Katherine S. Rhodes of the University of Michigan Health System in Ann Arbor and colleagues followed 51 registered dietitians as they implemented the 1998 Medical Nutrition Therapy Hyperlipidemia Protocol with their patients.
The protocol includes recommendations to eat more fruits and vegetables, eat fish twice weekly, increase intake of good fats such as olive oil while reducing consumption of saturated and trans fat, and exercise more. Patients were supposed to meet with a dietitian for an initial hour-long visit, followed by two or three additional half-hour appointments. A patient's primary care doctor could recommend additional visits. Dietitians were to check patients' bloodwork at the study's outset and again three months later.

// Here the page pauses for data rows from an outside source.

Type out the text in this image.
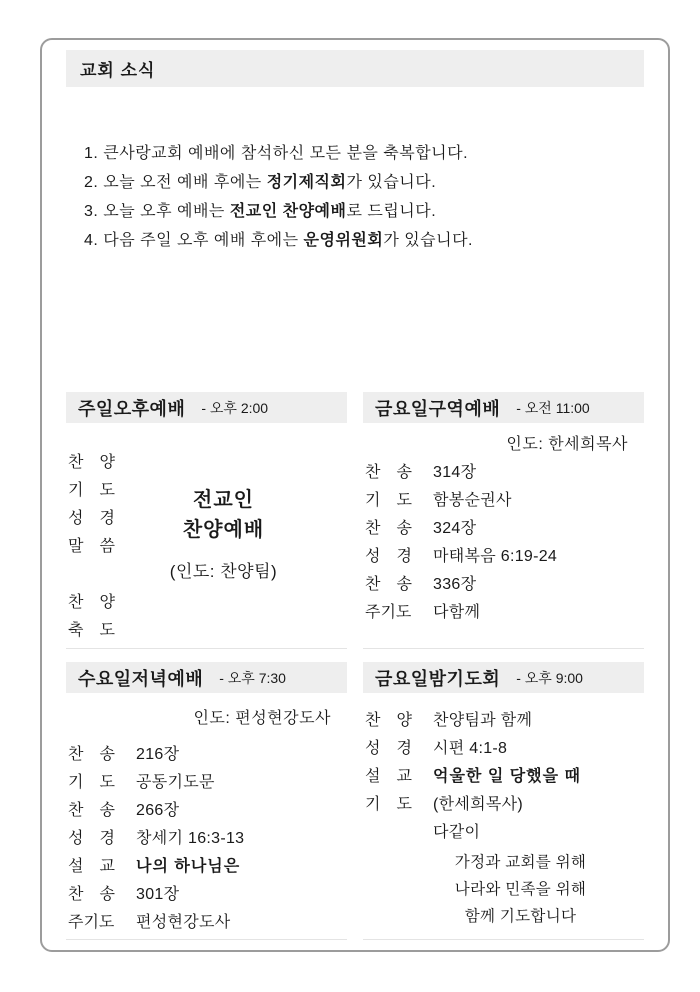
교회 소식
1. 큰사랑교회 예배에 참석하신 모든 분을 축복합니다.
2. 오늘 오전 예배 후에는 정기제직회가 있습니다.
3. 오늘 오후 예배는 전교인 찬양예배로 드립니다.
4. 다음 주일 오후 예배 후에는 운영위원회가 있습니다.
주일오후예배 - 오후 2:00
찬　양
기　도
성　경
말　씀
찬　양
축　도
전교인
찬양예배
(인도: 찬양팀)
금요일구역예배 - 오전 11:00
인도: 한세희목사
찬　송 314장
기　도 함봉순권사
찬　송 324장
성　경 마태복음 6:19-24
찬　송 336장
주기도 다함께
수요일저녁예배 - 오후 7:30
인도: 편성현강도사
찬　송 216장
기　도 공동기도문
찬　송 266장
성　경 창세기 16:3-13
설　교 나의 하나님은
찬　송 301장
주기도 편성현강도사
금요일밤기도회 - 오후 9:00
찬　양 찬양팀과 함께
성　경 시편 4:1-8
설　교 억울한 일 당했을 때
기　도 (한세희목사)
다같이
가정과 교회를 위해
나라와 민족을 위해
함께 기도합니다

A total of 377 patients met criteria for inclusion in the study. Follow-up data was available for 74.3 percent, while 42.9 percent participated in three to four visits with the dietitian as recommended.
On average, patients reported cutting their fat consumption to less than 30 percent of total calories after working with dietitians; they also lost weight and started exercising more.

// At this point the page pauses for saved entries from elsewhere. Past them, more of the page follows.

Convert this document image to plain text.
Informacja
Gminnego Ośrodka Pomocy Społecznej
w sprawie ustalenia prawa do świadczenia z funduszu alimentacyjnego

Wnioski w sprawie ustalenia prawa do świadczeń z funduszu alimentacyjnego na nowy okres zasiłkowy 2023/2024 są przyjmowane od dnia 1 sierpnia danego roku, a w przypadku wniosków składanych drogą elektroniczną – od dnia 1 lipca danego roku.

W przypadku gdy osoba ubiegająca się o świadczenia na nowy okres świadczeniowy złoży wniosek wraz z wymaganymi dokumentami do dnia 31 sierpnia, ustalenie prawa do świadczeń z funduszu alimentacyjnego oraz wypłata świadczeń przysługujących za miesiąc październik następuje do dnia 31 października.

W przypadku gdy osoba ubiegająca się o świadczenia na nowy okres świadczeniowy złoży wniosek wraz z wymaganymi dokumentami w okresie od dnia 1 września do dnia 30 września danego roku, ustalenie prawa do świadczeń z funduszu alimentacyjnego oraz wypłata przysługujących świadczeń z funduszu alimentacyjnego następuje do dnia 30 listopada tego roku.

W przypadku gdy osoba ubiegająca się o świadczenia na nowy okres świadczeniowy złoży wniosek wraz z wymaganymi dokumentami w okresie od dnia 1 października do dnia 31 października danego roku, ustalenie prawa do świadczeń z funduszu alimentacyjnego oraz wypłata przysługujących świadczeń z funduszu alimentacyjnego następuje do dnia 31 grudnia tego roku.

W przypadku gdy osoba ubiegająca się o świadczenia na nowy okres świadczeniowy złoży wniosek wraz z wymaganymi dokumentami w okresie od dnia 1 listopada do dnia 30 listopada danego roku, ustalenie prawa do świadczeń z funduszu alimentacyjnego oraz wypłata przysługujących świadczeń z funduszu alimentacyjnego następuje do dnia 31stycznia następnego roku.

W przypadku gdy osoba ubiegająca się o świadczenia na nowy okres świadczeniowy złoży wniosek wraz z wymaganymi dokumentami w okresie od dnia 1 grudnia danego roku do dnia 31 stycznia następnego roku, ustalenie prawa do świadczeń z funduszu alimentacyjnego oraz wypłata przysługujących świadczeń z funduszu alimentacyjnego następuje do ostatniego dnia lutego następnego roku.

Among the 175 patients whose initial triglyceride levels were below 400 mg/dL, 44.6 percent experienced a 15 percent drop in their LDL or "bad" cholesterol or reached their goal for reducing LDL cholesterol.

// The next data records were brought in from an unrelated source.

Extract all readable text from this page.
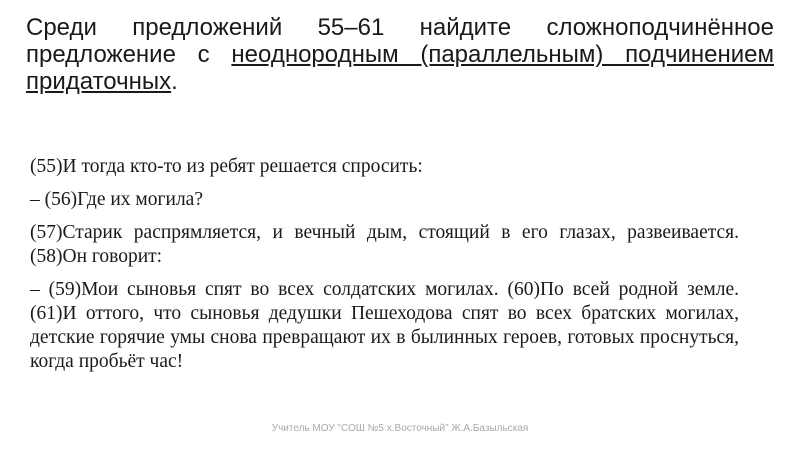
Среди предложений 55–61 найдите сложноподчинённое предложение с неоднородным (параллельным) подчинением придаточных.

(55)И тогда кто-то из ребят решается спросить:

– (56)Где их могила?

(57)Старик распрямляется, и вечный дым, стоящий в его глазах, развеивается. (58)Он говорит:

– (59)Мои сыновья спят во всех солдатских могилах. (60)По всей родной земле. (61)И оттого, что сыновья дедушки Пешеходова спят во всех братских могилах, детские горячие умы снова превращают их в былинных героев, готовых проснуться, когда пробьёт час!

Учитель МОУ "СОШ №5 х.Восточный" Ж.А.Базыльская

While the protocol recommended three to four weeks between appointments, actual intervals were longer, ranging from an average of eight weeks between the first and second appointments to nearly 13 weeks between the third and fourth. Many patients didn't make follow-up appointments, or keep scheduled appointments; reasons cited included lack of insurance reimbursement or inability to pay.
And the researchers had a hard time recruiting registered dietitians for the study. Many said they couldn't participate because they couldn't obtain necessary lab tests or lacked time and administrative support.
This study "highlights frustrations" in trying to gather information on program effectiveness in real life, while underscoring the value of this data, the researchers say.